SpeakerProf. Brandon Greene
Date and LocationWednesday November 13, 2019 11:00am
Oxidoreductases, enzymes that catalyze oxidation/reduction reaction, represent 15-25% of annotated enzymes in a given genome and are essential for metabolism, biosynthesis, biomolecule repair, signaling, regulation, and managing reactive oxygen/nitrogen species. The requisite charge transport and redox catalysis in these enzymes requires proton-coupled electron transfer (PCET), and emergent function occurs when the largely quantum behavior of electrons couples to the largely classical behavior of the heavier proton. These emergent properties are leveraged by enzymes for efficient PCET and catalysis, yet the elements of protein structure that enable dynamic charge transport remain poorly understood.
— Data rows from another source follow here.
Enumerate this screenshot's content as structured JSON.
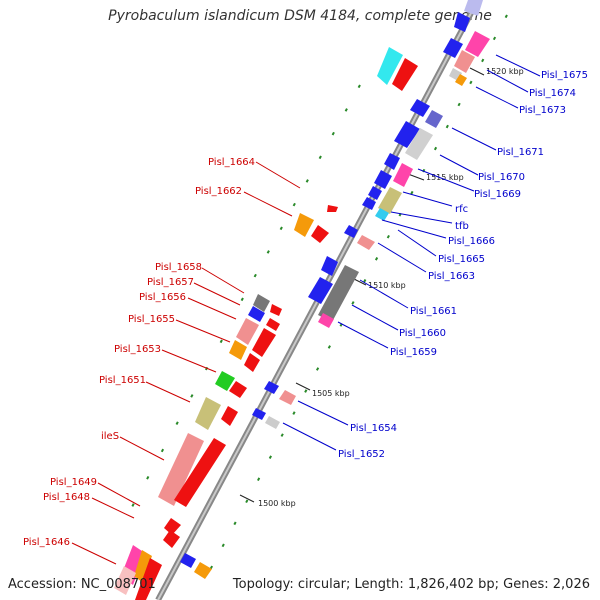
{
  "title": "Pyrobaculum islandicum DSM 4184, complete genome",
  "accession": "Accession: NC_008701",
  "topology": "Topology: circular; Length: 1,826,402 bp; Genes: 2,026",
  "ticks": [
    {
      "label": "1520 kbp"
    },
    {
      "label": "1515 kbp"
    },
    {
      "label": "1510 kbp"
    },
    {
      "label": "1505 kbp"
    },
    {
      "label": "1500 kbp"
    }
  ],
  "labels_left": [
    {
      "text": "Pisl_1664"
    },
    {
      "text": "Pisl_1662"
    },
    {
      "text": "Pisl_1658"
    },
    {
      "text": "Pisl_1657"
    },
    {
      "text": "Pisl_1656"
    },
    {
      "text": "Pisl_1655"
    },
    {
      "text": "Pisl_1653"
    },
    {
      "text": "Pisl_1651"
    },
    {
      "text": "ileS"
    },
    {
      "text": "Pisl_1649"
    },
    {
      "text": "Pisl_1648"
    },
    {
      "text": "Pisl_1646"
    }
  ],
  "labels_right": [
    {
      "text": "Pisl_1675"
    },
    {
      "text": "Pisl_1674"
    },
    {
      "text": "Pisl_1673"
    },
    {
      "text": "Pisl_1671"
    },
    {
      "text": "Pisl_1670"
    },
    {
      "text": "Pisl_1669"
    },
    {
      "text": "rfc"
    },
    {
      "text": "tfb"
    },
    {
      "text": "Pisl_1666"
    },
    {
      "text": "Pisl_1665"
    },
    {
      "text": "Pisl_1663"
    },
    {
      "text": "Pisl_1661"
    },
    {
      "text": "Pisl_1660"
    },
    {
      "text": "Pisl_1659"
    },
    {
      "text": "Pisl_1654"
    },
    {
      "text": "Pisl_1652"
    }
  ],
  "colors": {
    "forward_label": "#cc0000",
    "reverse_label": "#0000cc",
    "backbone": "#999999",
    "tick_dash": "#228822"
  }
}
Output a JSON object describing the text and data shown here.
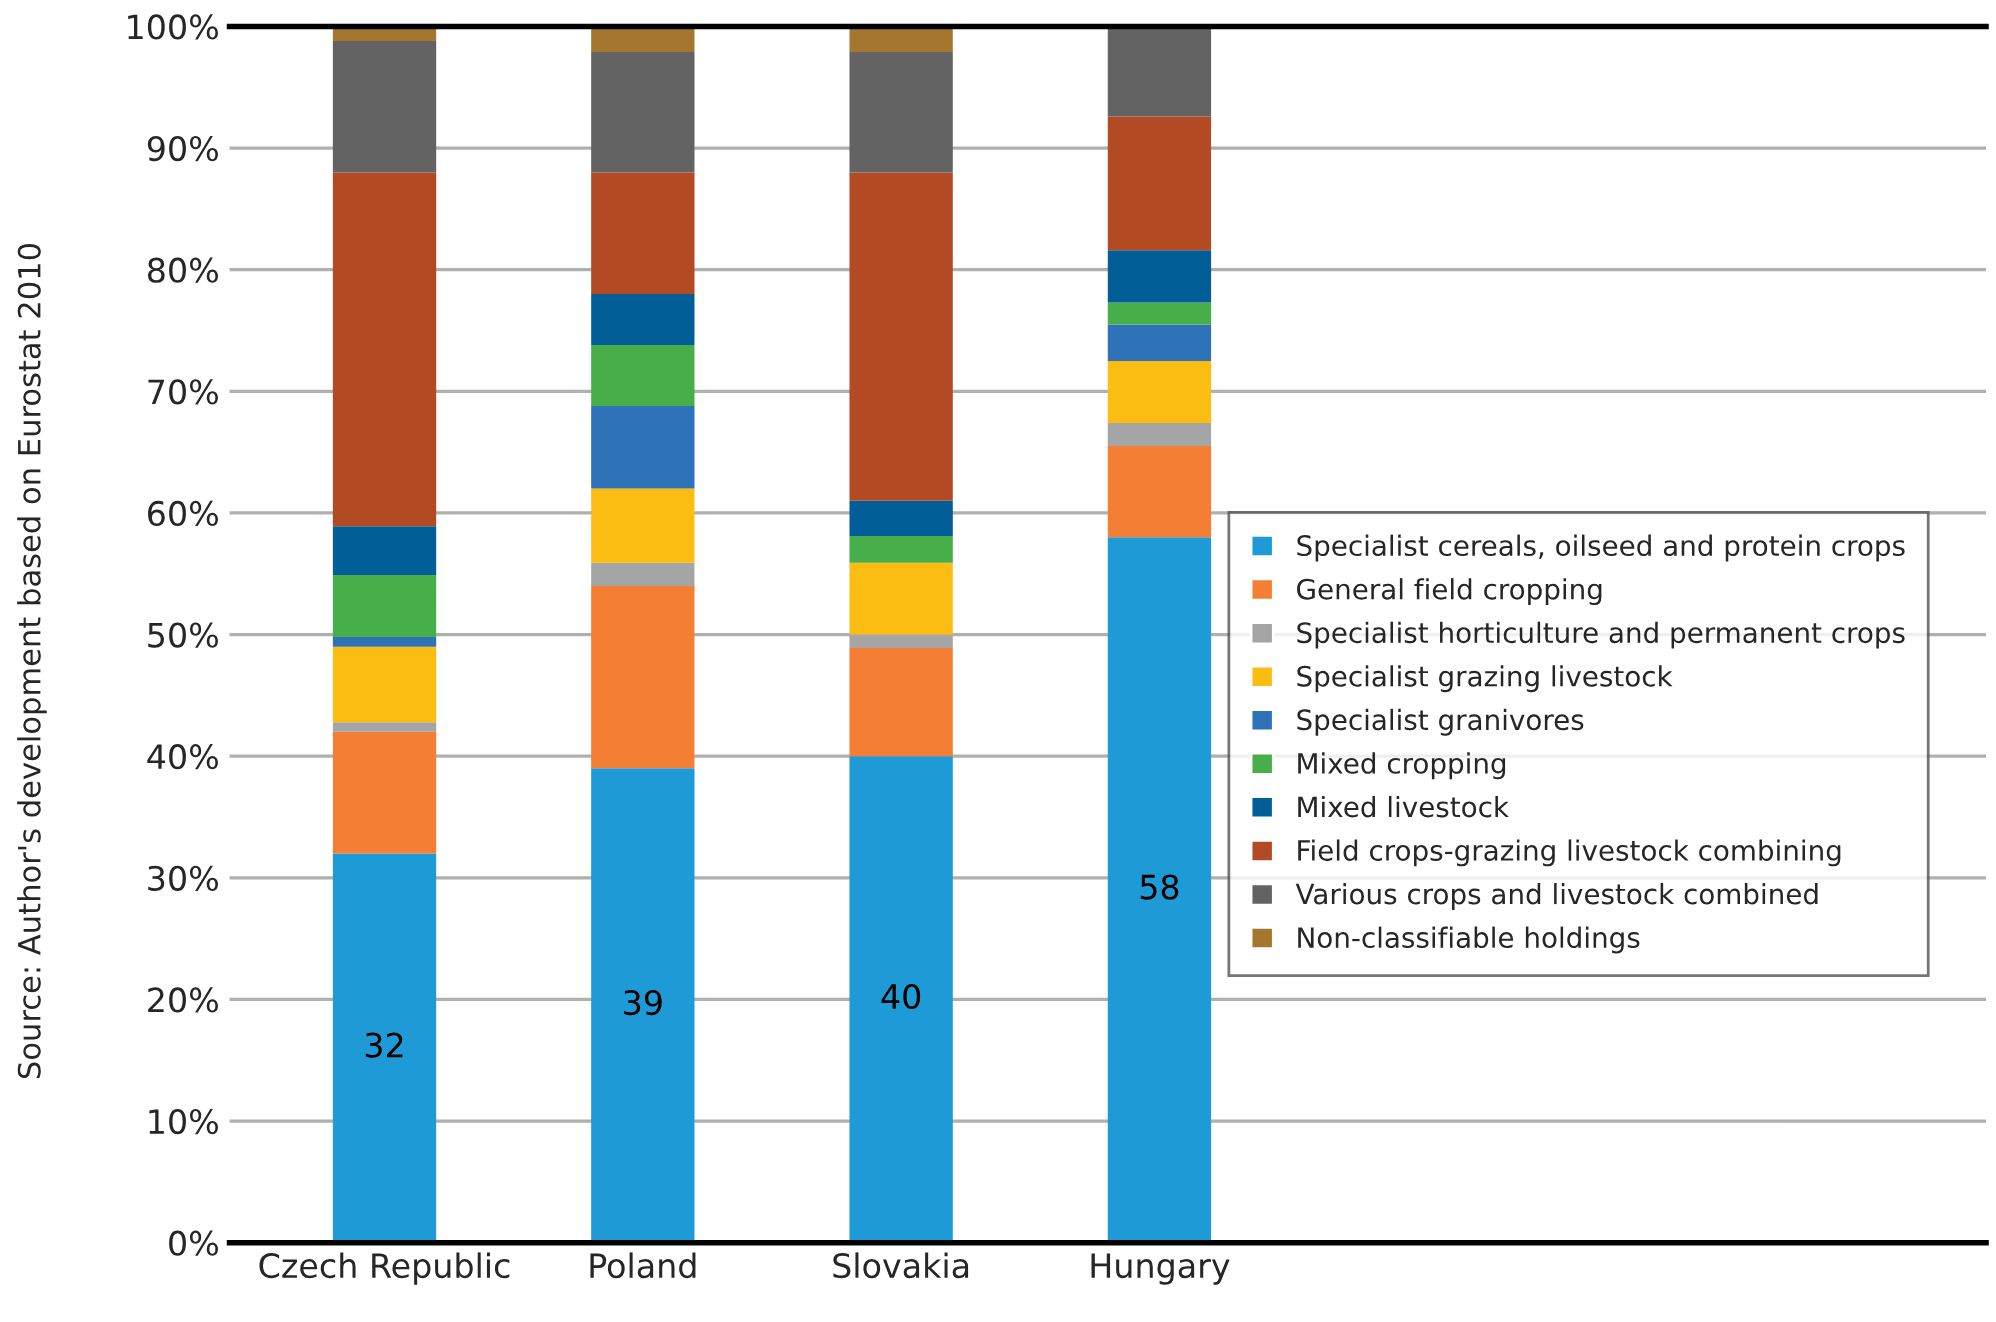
{
  "chart_data": {
    "type": "bar",
    "stacked": true,
    "categories": [
      "Czech Republic",
      "Poland",
      "Slovakia",
      "Hungary"
    ],
    "series": [
      {
        "name": "Specialist cereals, oilseed and protein crops",
        "color": "#1e9bd7",
        "values": [
          32,
          39,
          40,
          58
        ],
        "value_labels": [
          "32",
          "39",
          "40",
          "58"
        ]
      },
      {
        "name": "General field cropping",
        "color": "#f47f34",
        "values": [
          10,
          15,
          8.9,
          7.5
        ]
      },
      {
        "name": "Specialist horticulture and permanent crops",
        "color": "#a5a5a5",
        "values": [
          0.8,
          1.9,
          1.1,
          1.9
        ]
      },
      {
        "name": "Specialist grazing livestock",
        "color": "#fcbd12",
        "values": [
          6.2,
          6.1,
          5.9,
          5.1
        ]
      },
      {
        "name": "Specialist granivores",
        "color": "#2e72b8",
        "values": [
          0.8,
          6.8,
          0,
          3
        ]
      },
      {
        "name": "Mixed cropping",
        "color": "#47ae4a",
        "values": [
          5.1,
          5,
          2.2,
          1.8
        ]
      },
      {
        "name": "Mixed livestock",
        "color": "#025e96",
        "values": [
          4,
          4.2,
          2.9,
          4.3
        ]
      },
      {
        "name": "Field crops-grazing livestock combining",
        "color": "#b34a24",
        "values": [
          29.1,
          10,
          27,
          11
        ]
      },
      {
        "name": "Various crops and livestock combined",
        "color": "#636363",
        "values": [
          10.8,
          9.9,
          9.9,
          7.4
        ]
      },
      {
        "name": "Non-classifiable holdings",
        "color": "#a5772e",
        "values": [
          1.2,
          2.1,
          2.1,
          0
        ]
      }
    ],
    "ylim": [
      0,
      100
    ],
    "yticks": [
      {
        "value": 0,
        "label": "0%"
      },
      {
        "value": 10,
        "label": "10%"
      },
      {
        "value": 20,
        "label": "20%"
      },
      {
        "value": 30,
        "label": "30%"
      },
      {
        "value": 40,
        "label": "40%"
      },
      {
        "value": 50,
        "label": "50%"
      },
      {
        "value": 60,
        "label": "60%"
      },
      {
        "value": 70,
        "label": "70%"
      },
      {
        "value": 80,
        "label": "80%"
      },
      {
        "value": 90,
        "label": "90%"
      },
      {
        "value": 100,
        "label": "100%"
      }
    ],
    "grid": "y",
    "legend": "center right",
    "annotations": [
      "Source: Author's development based on Eurostat 2010"
    ]
  }
}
In this seminar I describe our recent studies on two oxidoreductases, [NiFe]-hydrogenase and ribonucleotide reductase, critical to microbial metabolism and de novo DNA biosynthesis respectively, that leverage complex enzyme scaffolds and dynamic amino acid and cofactor networks to support rapid and high fidelity PCET. By employing native and non-natural site directed mutagenesis in conjunction with time resolved spectroscopic techniques we resolve individual H+ and/or e– transfer events that provide us with unprecedented insight into biochemical PCET. The observations in these two distinct systems create an emergent picture of design principles for efficient charge transport, as well as providing a roadmap for rational drug design.